Thanks! Things are still a work in progress. Some issues are I did not hit in our development or staging setups and only showed when trying to keep a busy production service running.
Thanks for the feedback. As we finish the tail end of this migration and prepare for the build.ros.org migration I’ll try to provide a bit more in the status updates, if only to provide better breadcrumbs for myself and the community to expand upon in a full review.
My plan for the path ahead is to get the changes made on our production branch reviewed and into the latest
in preparation for a tagged release of the cookbook, get the chef workflow that we have been iterating on internally publicly documented, and then write up a migration guide like the one I wrote around the time of our Ubuntu Xenial migration ROS Buildfarm October 2017 Guide to new changes
Far and away the largest challenges have been caused by the desire to preserve the artifacts that were created prior to the migration.
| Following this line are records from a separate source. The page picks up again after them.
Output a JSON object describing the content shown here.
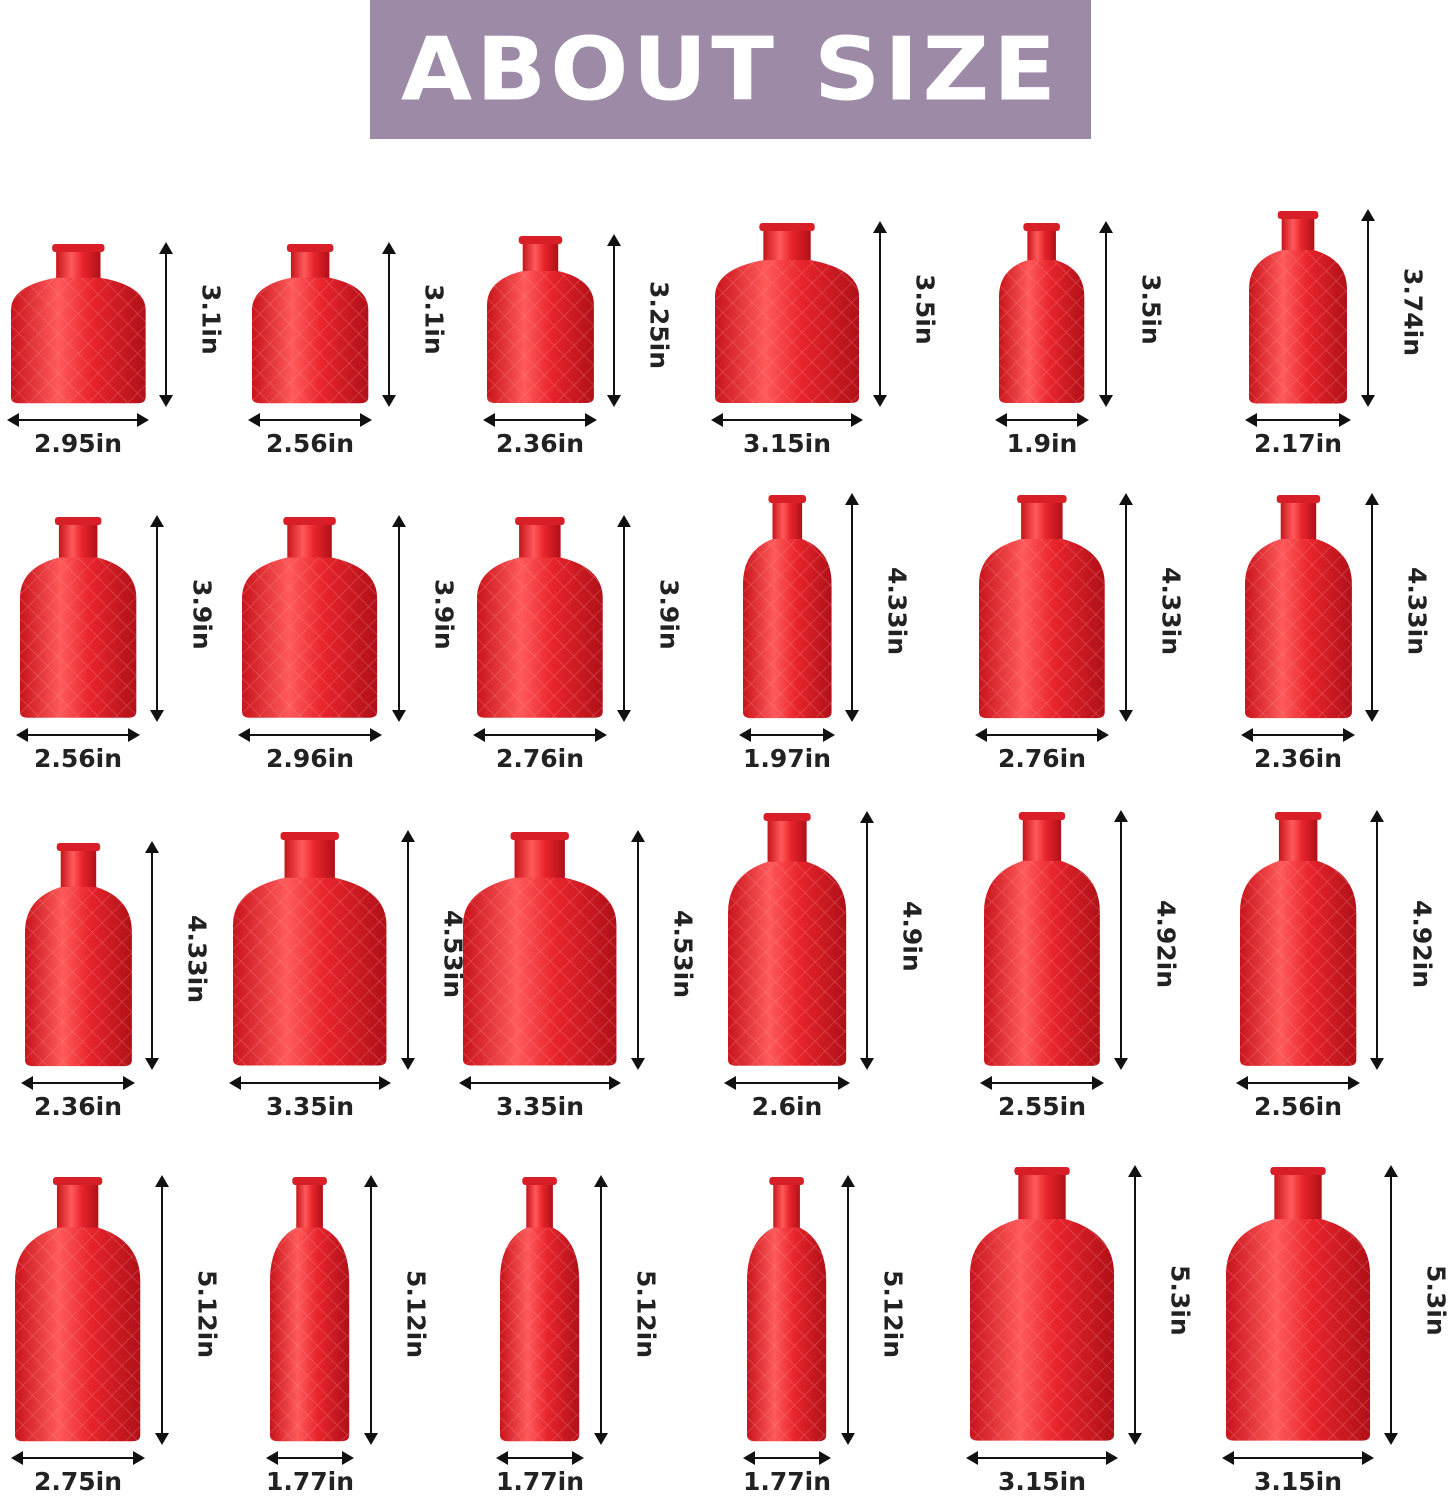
{
  "header": {
    "title": "ABOUT SIZE",
    "background_color": "#9d8aa7"
  },
  "vase_color": "#e8242c",
  "rows": [
    [
      {
        "width": "2.95in",
        "height": "3.1in"
      },
      {
        "width": "2.56in",
        "height": "3.1in"
      },
      {
        "width": "2.36in",
        "height": "3.25in"
      },
      {
        "width": "3.15in",
        "height": "3.5in"
      },
      {
        "width": "1.9in",
        "height": "3.5in"
      },
      {
        "width": "2.17in",
        "height": "3.74in"
      }
    ],
    [
      {
        "width": "2.56in",
        "height": "3.9in"
      },
      {
        "width": "2.96in",
        "height": "3.9in"
      },
      {
        "width": "2.76in",
        "height": "3.9in"
      },
      {
        "width": "1.97in",
        "height": "4.33in"
      },
      {
        "width": "2.76in",
        "height": "4.33in"
      },
      {
        "width": "2.36in",
        "height": "4.33in"
      }
    ],
    [
      {
        "width": "2.36in",
        "height": "4.33in"
      },
      {
        "width": "3.35in",
        "height": "4.53in"
      },
      {
        "width": "3.35in",
        "height": "4.53in"
      },
      {
        "width": "2.6in",
        "height": "4.9in"
      },
      {
        "width": "2.55in",
        "height": "4.92in"
      },
      {
        "width": "2.56in",
        "height": "4.92in"
      }
    ],
    [
      {
        "width": "2.75in",
        "height": "5.12in"
      },
      {
        "width": "1.77in",
        "height": "5.12in"
      },
      {
        "width": "1.77in",
        "height": "5.12in"
      },
      {
        "width": "1.77in",
        "height": "5.12in"
      },
      {
        "width": "3.15in",
        "height": "5.3in"
      },
      {
        "width": "3.15in",
        "height": "5.3in"
      }
    ]
  ]
}
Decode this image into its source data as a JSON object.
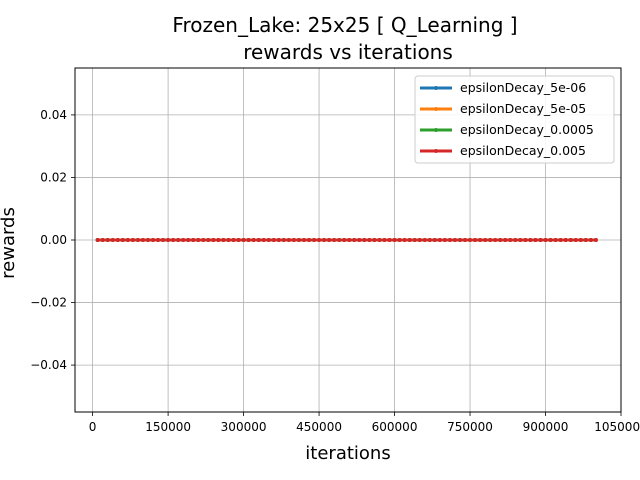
{
  "chart_data": {
    "type": "line",
    "title": "Frozen_Lake: 25x25 [ Q_Learning ]",
    "subtitle": "rewards vs iterations",
    "xlabel": "iterations",
    "ylabel": "rewards",
    "xlim": [
      -35000,
      1050000
    ],
    "ylim": [
      -0.055,
      0.055
    ],
    "xticks": [
      0,
      150000,
      300000,
      450000,
      600000,
      750000,
      900000,
      1050000
    ],
    "yticks": [
      -0.04,
      -0.02,
      0.0,
      0.02,
      0.04
    ],
    "ytick_labels": [
      "−0.04",
      "−0.02",
      "0.00",
      "0.02",
      "0.04"
    ],
    "grid": true,
    "legend_position": "top-right",
    "x": [
      10000,
      20000,
      30000,
      40000,
      50000,
      60000,
      70000,
      80000,
      90000,
      100000,
      110000,
      120000,
      130000,
      140000,
      150000,
      160000,
      170000,
      180000,
      190000,
      200000,
      210000,
      220000,
      230000,
      240000,
      250000,
      260000,
      270000,
      280000,
      290000,
      300000,
      310000,
      320000,
      330000,
      340000,
      350000,
      360000,
      370000,
      380000,
      390000,
      400000,
      410000,
      420000,
      430000,
      440000,
      450000,
      460000,
      470000,
      480000,
      490000,
      500000,
      510000,
      520000,
      530000,
      540000,
      550000,
      560000,
      570000,
      580000,
      590000,
      600000,
      610000,
      620000,
      630000,
      640000,
      650000,
      660000,
      670000,
      680000,
      690000,
      700000,
      710000,
      720000,
      730000,
      740000,
      750000,
      760000,
      770000,
      780000,
      790000,
      800000,
      810000,
      820000,
      830000,
      840000,
      850000,
      860000,
      870000,
      880000,
      890000,
      900000,
      910000,
      920000,
      930000,
      940000,
      950000,
      960000,
      970000,
      980000,
      990000,
      1000000
    ],
    "series": [
      {
        "name": "epsilonDecay_5e-06",
        "color": "#1f77b4",
        "value": 0.0
      },
      {
        "name": "epsilonDecay_5e-05",
        "color": "#ff7f0e",
        "value": 0.0
      },
      {
        "name": "epsilonDecay_0.0005",
        "color": "#2ca02c",
        "value": 0.0
      },
      {
        "name": "epsilonDecay_0.005",
        "color": "#d62728",
        "value": 0.0
      }
    ]
  }
}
If you’re willing to scrap your old data setting up a new buildfarm is approaching straightforward, except that the chef workflow is new and different relative to the previous buildfarm deployment workflow and requires documentation.
There were some outright bugs or missing features in the new config that only turned up when we pulled in all the production data and saw “that doesn’t look right”.
There have also been a few unforseen stability issues. An import package job failed due to a timeout waiting for the gpg agent to start up and although the error was recoverable I can’t recall it happening previously. I also saw about 50% of the fleet’s docker daemons crash last night within several minutes of each other and I do not know why. The issue which caused last night’s shutdown is that the chef resource for creating Jenkins credentials is not idempotent and causes Jenkins to try and find an older version of the same credential unsuccessfully. I’ve worked around that for now but it is still in need of a better solution.